What is the real life utility dot product and cross product of vectors? Today, my teacher asked us what is the real life utility of the dot product and cross product of vectors. Many of us said that one gives a scalar product, and one gives a vector product. But he said that, that was not the real life utility of the dot and cross product. He asked us, "Students, why do we have to learn these two concepts? Because they are given in the book? Or because they are important concepts of vectors, or refer do they have some actual utility."
None of us could answer. Does anyone here know a proper answer to an improper question like this?
N.B.: Please pardon me if it's a foolish question, and don't give me credit if it opens up a huge set of answers.
 A: For Scalar Product:
Energy and momentum fields have many applications for it. For example work done by a non-conservative force is given as $\vec{F}.\vec{d}$ etc
For Vector Product:
Rotational Mechanics  Uses much of it for example calculating angular momentum $\vec{L}=\vec{r}\times\vec{p}$ or Torque , $\vec{\tau}=\vec{r}\times\vec{F}$
A: I'm confused by what your teacher means by real life utility.

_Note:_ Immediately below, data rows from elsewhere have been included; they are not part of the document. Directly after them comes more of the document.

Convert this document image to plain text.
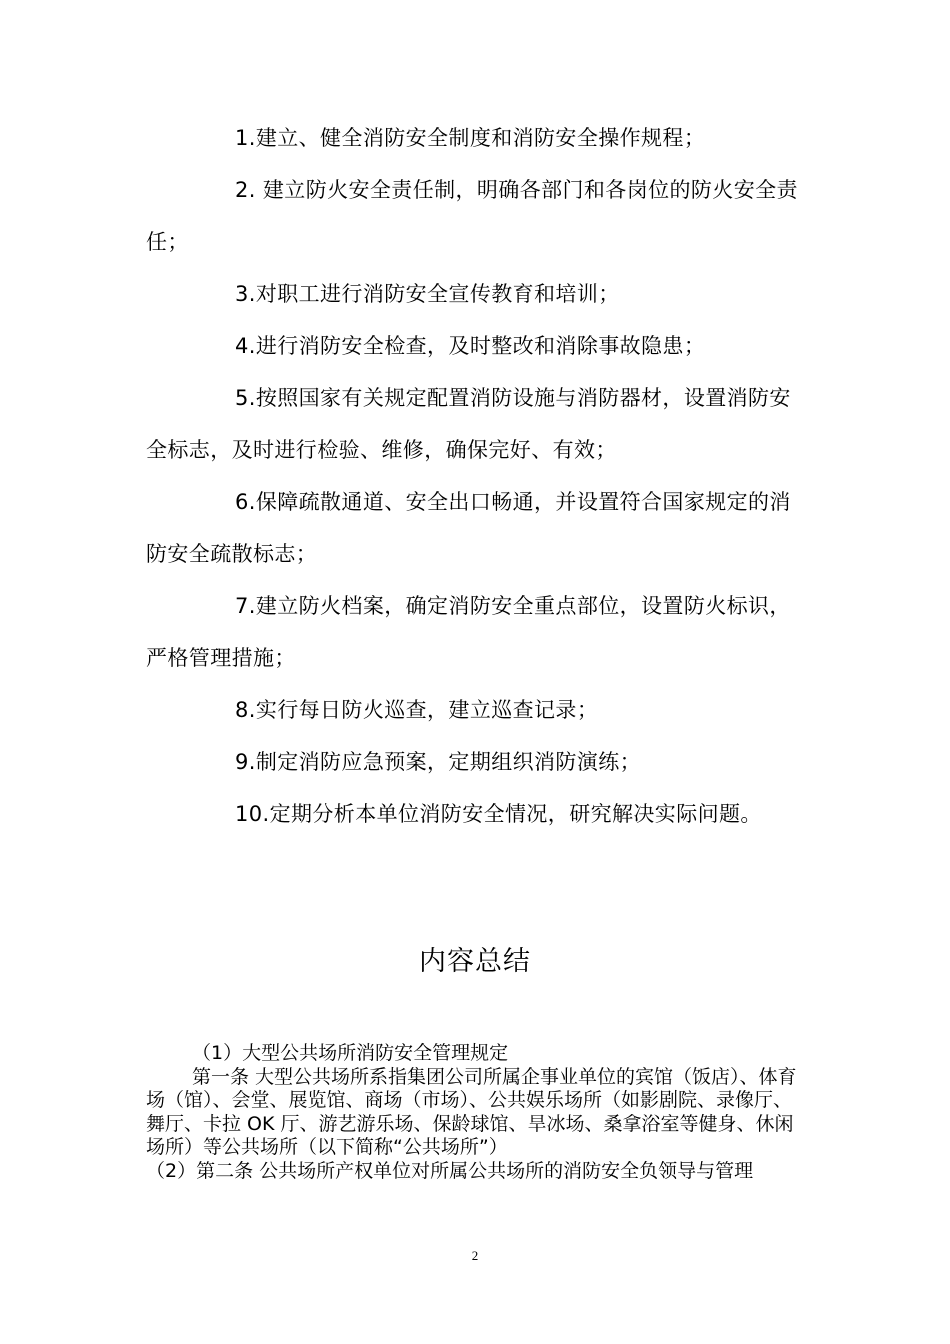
1.建立、健全消防安全制度和消防安全操作规程；

2. 建立防火安全责任制，明确各部门和各岗位的防火安全责任；

3.对职工进行消防安全宣传教育和培训；

4.进行消防安全检查，及时整改和消除事故隐患；

5.按照国家有关规定配置消防设施与消防器材，设置消防安全标志，及时进行检验、维修，确保完好、有效；

6.保障疏散通道、安全出口畅通，并设置符合国家规定的消防安全疏散标志；

7.建立防火档案，确定消防安全重点部位，设置防火标识，严格管理措施；

8.实行每日防火巡查，建立巡查记录；

9.制定消防应急预案，定期组织消防演练；

10.定期分析本单位消防安全情况，研究解决实际问题。

内容总结

（1）大型公共场所消防安全管理规定

第一条 大型公共场所系指集团公司所属企事业单位的宾馆（饭店）、体育场（馆）、会堂、展览馆、商场（市场）、公共娱乐场所（如影剧院、录像厅、舞厅、卡拉 OK 厅、游艺游乐场、保龄球馆、旱冰场、桑拿浴室等健身、休闲场所）等公共场所（以下简称“公共场所”）

（2）第二条 公共场所产权单位对所属公共场所的消防安全负领导与管理

2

I'm afraid the vast majority of humans get by perfectly fine without needing the dot or cross product. If he's asking how it pertains to geometry, the dot product is like shining a lamp on one [normed] vector perpendicularly and measuring the shadow of another, different [normed] vector on it. 
The cross product gives you the positive area of a parallelogram with a side being one vector, and the other being the other vector.
A: In everyday life, whenever we move to arrive somewhere we  instinctively use dot products to decide on the route, searching for the shortest.Pythagoras theorem is a dot product, and we use it all the time whether we know about it or not.
From the time of invention of the wheel,intuitive  knowledge of the cross product controls the use  of it , possibly also using sails needs the same intuition, where a push has unexpected consequences because of angular momentum.
A: A few roughly mentioned by our teacher:
1-The cross product could help you identify the path which would result in the most damage if a bird hits the aeroplane through it.
  The dot product could give you the interference of sound waves produced by the revving of engine on the journey.
2-solar panels need to be installed carefully depending upon angle of tilt of roof so that maximum electrical power is produced. it requires working out on direction and elevation of sun from roof, tilt angle followed by the product of these vectors.
3-We can assign a vector to each streamline of water moving in different directions under pressure from a faucet; and determine how much water is being lost by taking dot product of those vectors.